Software industry group offers FedRAMP wishlist to OMB, GSA

Software trade group the Alliance for Digital Innovation offered OMB and GSA officials potential priorities to consider in implementing the  FedRAMP Authorization Act in a Feb. 1 letter.

Software trade group the Alliance for Digital Innovation offered OMB and GSA officials potential priorities to consider in implementing the FedRAMP Authorization Act in a Feb. 1 letter. Yuichiro Chino / Getty Images

The recently-passed FedRAMP Authorization Act should be a starting point for the government to remake the certification program in a way that lowers the barrier of entry for cloud solutions, the Alliance for Digital Innovation said in a new letter to OMB and GSA.

The Alliance for Digital Innovation wants the federal government to use the FedRAMP Authorization Act to “reimagine” the program and address what it says are longstanding problems with insufficient funding and barriers to entry for cloud providers. 

FedRAMP, established in 2011, is a government-wide cybersecurity assessment, authorization and continuous monitoring program that certifies the security of cloud services that federal agencies can use. 

Congress recently passed the FedRAMP Authorization Act as part of the fiscal 2023 National Defense Authorization Act, codifying the program and including measures meant to promote its use such as a cloud advisory committee and FedRAMP board, as well as directions for the Office of Management and Budget to issue FedRAMP guidance.

But the Alliance for Digital Innovation, a software technology trade group, said in a Feb. 1 letter to OMB director Shalanda Young and General Services Administration leader Robin Carnahan that the law “is an opportunity for the administration to develop a policy that allows FedRAMP to grow and change with the needs of government at the speed of technological innovation.”

The association offers a list of priorities it wants GSA and OMB to consider as they implement the legislation.

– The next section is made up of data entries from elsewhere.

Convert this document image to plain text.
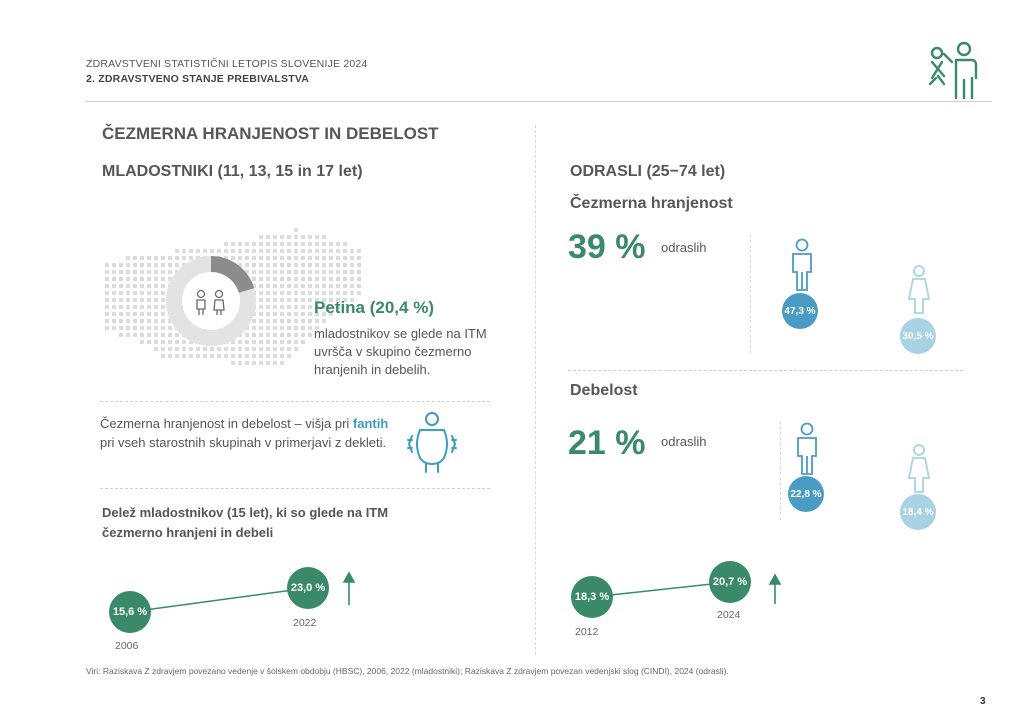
ZDRAVSTVENI STATISTIČNI LETOPIS SLOVENIJE 2024
2. ZDRAVSTVENO STANJE PREBIVALSTVA
ČEZMERNA HRANJENOST IN DEBELOST
MLADOSTNIKI (11, 13, 15 in 17 let)	ODRASLI (25−74 let)
Petina (20,4 %)
mladostnikov se glede na ITM uvršča v skupino čezmerno hranjenih in debelih.
Čezmerna hranjenost in debelost – višja pri fantih pri vseh starostnih skupinah v primerjavi z dekleti.
Delež mladostnikov (15 let), ki so glede na ITM čezmerno hranjeni in debeli
15,6 %
23,0 %
2006
2022
Čezmerna hranjenost
39 % odraslih
47,3 %
30,5 %
Debelost
21 % odraslih
22,8 %
18,4 %
18,3 %
20,7 %
2012
2024
Viri: Raziskava Z zdravjem povezano vedenje v šolskem obdobju (HBSC), 2006, 2022 (mladostniki); Raziskava Z zdravjem povezan vedenjski slog (CINDI), 2024 (odrasli).
3
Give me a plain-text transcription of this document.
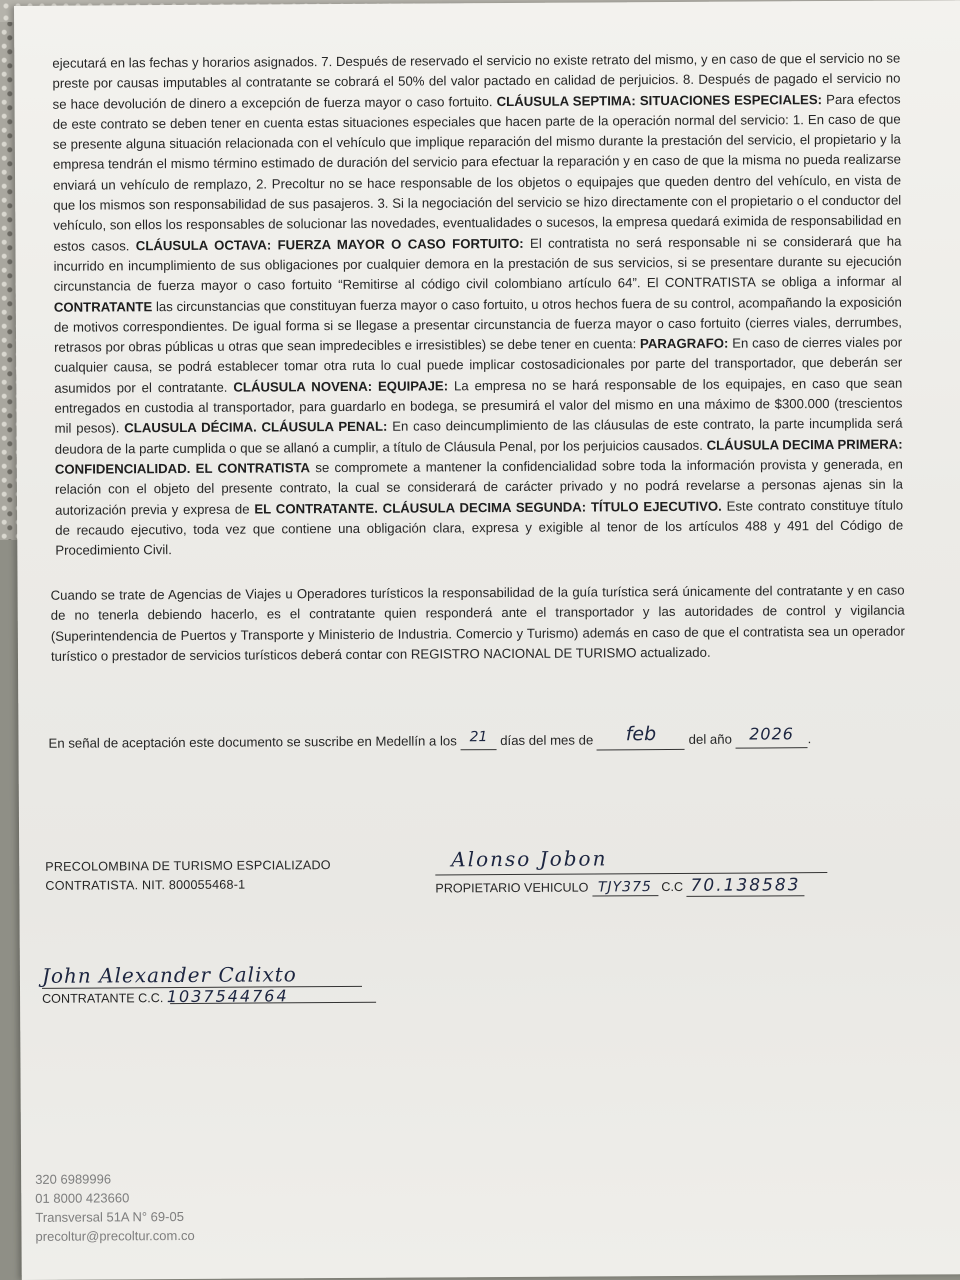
ejecutará en las fechas y horarios asignados. 7. Después de reservado el servicio no existe retrato del mismo, y en caso de que el servicio no se preste por causas imputables al contratante se cobrará el 50% del valor pactado en calidad de perjuicios. 8. Después de pagado el servicio no se hace devolución de dinero a excepción de fuerza mayor o caso fortuito. CLÁUSULA SEPTIMA: SITUACIONES ESPECIALES: Para efectos de este contrato se deben tener en cuenta estas situaciones especiales que hacen parte de la operación normal del servicio: 1. En caso de que se presente alguna situación relacionada con el vehículo que implique reparación del mismo durante la prestación del servicio, el propietario y la empresa tendrán el mismo término estimado de duración del servicio para efectuar la reparación y en caso de que la misma no pueda realizarse enviará un vehículo de remplazo, 2. Precoltur no se hace responsable de los objetos o equipajes que queden dentro del vehículo, en vista de que los mismos son responsabilidad de sus pasajeros. 3. Si la negociación del servicio se hizo directamente con el propietario o el conductor del vehículo, son ellos los responsables de solucionar las novedades, eventualidades o sucesos, la empresa quedará eximida de responsabilidad en estos casos. CLÁUSULA OCTAVA: FUERZA MAYOR O CASO FORTUITO: El contratista no será responsable ni se considerará que ha incurrido en incumplimiento de sus obligaciones por cualquier demora en la prestación de sus servicios, si se presentare durante su ejecución circunstancia de fuerza mayor o caso fortuito “Remitirse al código civil colombiano artículo 64”. El CONTRATISTA se obliga a informar al CONTRATANTE las circunstancias que constituyan fuerza mayor o caso fortuito, u otros hechos fuera de su control, acompañando la exposición de motivos correspondientes. De igual forma si se llegase a presentar circunstancia de fuerza mayor o caso fortuito (cierres viales, derrumbes, retrasos por obras públicas u otras que sean impredecibles e irresistibles) se debe tener en cuenta: PARAGRAFO: En caso de cierres viales por cualquier causa, se podrá establecer tomar otra ruta lo cual puede implicar costosadicionales por parte del transportador, que deberán ser asumidos por el contratante. CLÁUSULA NOVENA: EQUIPAJE: La empresa no se hará responsable de los equipajes, en caso que sean entregados en custodia al transportador, para guardarlo en bodega, se presumirá el valor del mismo en una máximo de $300.000 (trescientos mil pesos). CLAUSULA DÉCIMA. CLÁUSULA PENAL: En caso deincumplimiento de las cláusulas de este contrato, la parte incumplida será deudora de la parte cumplida o que se allanó a cumplir, a título de Cláusula Penal, por los perjuicios causados. CLÁUSULA DECIMA PRIMERA: CONFIDENCIALIDAD. EL CONTRATISTA se compromete a mantener la confidencialidad sobre toda la información provista y generada, en relación con el objeto del presente contrato, la cual se considerará de carácter privado y no podrá revelarse a personas ajenas sin la autorización previa y expresa de EL CONTRATANTE. CLÁUSULA DECIMA SEGUNDA: TÍTULO EJECUTIVO. Este contrato constituye título de recaudo ejecutivo, toda vez que contiene una obligación clara, expresa y exigible al tenor de los artículos 488 y 491 del Código de Procedimiento Civil.
Cuando se trate de Agencias de Viajes u Operadores turísticos la responsabilidad de la guía turística será únicamente del contratante y en caso de no tenerla debiendo hacerlo, es el contratante quien responderá ante el transportador y las autoridades de control y vigilancia (Superintendencia de Puertos y Transporte y Ministerio de Industria. Comercio y Turismo) además en caso de que el contratista sea un operador turístico o prestador de servicios turísticos deberá contar con REGISTRO NACIONAL DE TURISMO actualizado.
En señal de aceptación este documento se suscribe en Medellín a los 21 días del mes de feb del año 2026 .
PRECOLOMBINA DE TURISMO ESPCIALIZADO
CONTRATISTA. NIT. 800055468-1
Alonso Jobon
PROPIETARIO VEHICULO TJY375 C.C 70.138583
John Alexander Calixto
CONTRATANTE C.C. 1037544764
320 6989996
01 8000 423660
Transversal 51A N° 69-05
precoltur@precoltur.com.co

The group wants the program to allow “federal agencies to manage their risk while lowering the barrier to entry for commercial, modern cloud solutions,” Ross Nodurft, executive director of the association, said in a statement. 

“The administration has a clear remit from Congress to invest in the program and build a risk management structure that can support rapid, robust digital transformation and movement to cloud services,” he said.

One ask is for OMB and GSA to create incentives for agencies to sponsor FedRAMP authorization for cloud service providers, something that can be “a time-consuming and resource-intensive process for authorizing officials,” the letter says. OMB and GSA might consider funding, personnel support and public recognition for agencies. 

The letter also asks for OMB and GSA to appoint and fund a FedRAMP coordinator at each agency who would help agency officials that want to onboard a new cloud product.

The group also asks for government to make it easier for small cloud businesses to enter the federal marketplace with things like grants to pay for third-party assessments, and to encourage agencies not to default to higher levels of security controls, but instead tailor risk management – something that would make agencies more nimble, the letter states.

“The public and private sectors need to work closely together to develop a policy that encourages agencies to make risk-based decisions based on security threats and not perceived oversight,” the letter said.

The group’s concerns about underutilization of the program also surfaced in a 2019 report by the Government Accountability Office, which found that 15 of 24 agencies it surveyed did not always use FedRAMP to authorize cloud services, with interviewees pointing to resource challenges in complying with the program and confusing guidance.

The Alliance also calls for new security compliance programs to build in reciprocity with FedRAMP. The letter points to the Defense Department’s Cybersecurity Maturity Model Certification as a place where this would “reduce the administrative burden for the government and the compliance burden of the cloud companies, and allow agencies to more quickly comply with these new security policies.”

Other requests in the letter include the creation of a governance structure for the technical review process; public lists of authorities to operate issued by each agency for cloud service providers; changes meant to “open the marketplace” to cloud solutions still in the process of becoming eligible for FedRAMP authorization and more.

As for funding these changes, the alliance suggests that GSA tap into the recent funding boost and cross-agency funding tool given to GSA in the latest appropriations package.

“The FedRAMP Authorization Act and the accompanying money from Congress represent the beginning of long needed investments in the FedRAMP Program,” said Nodurft.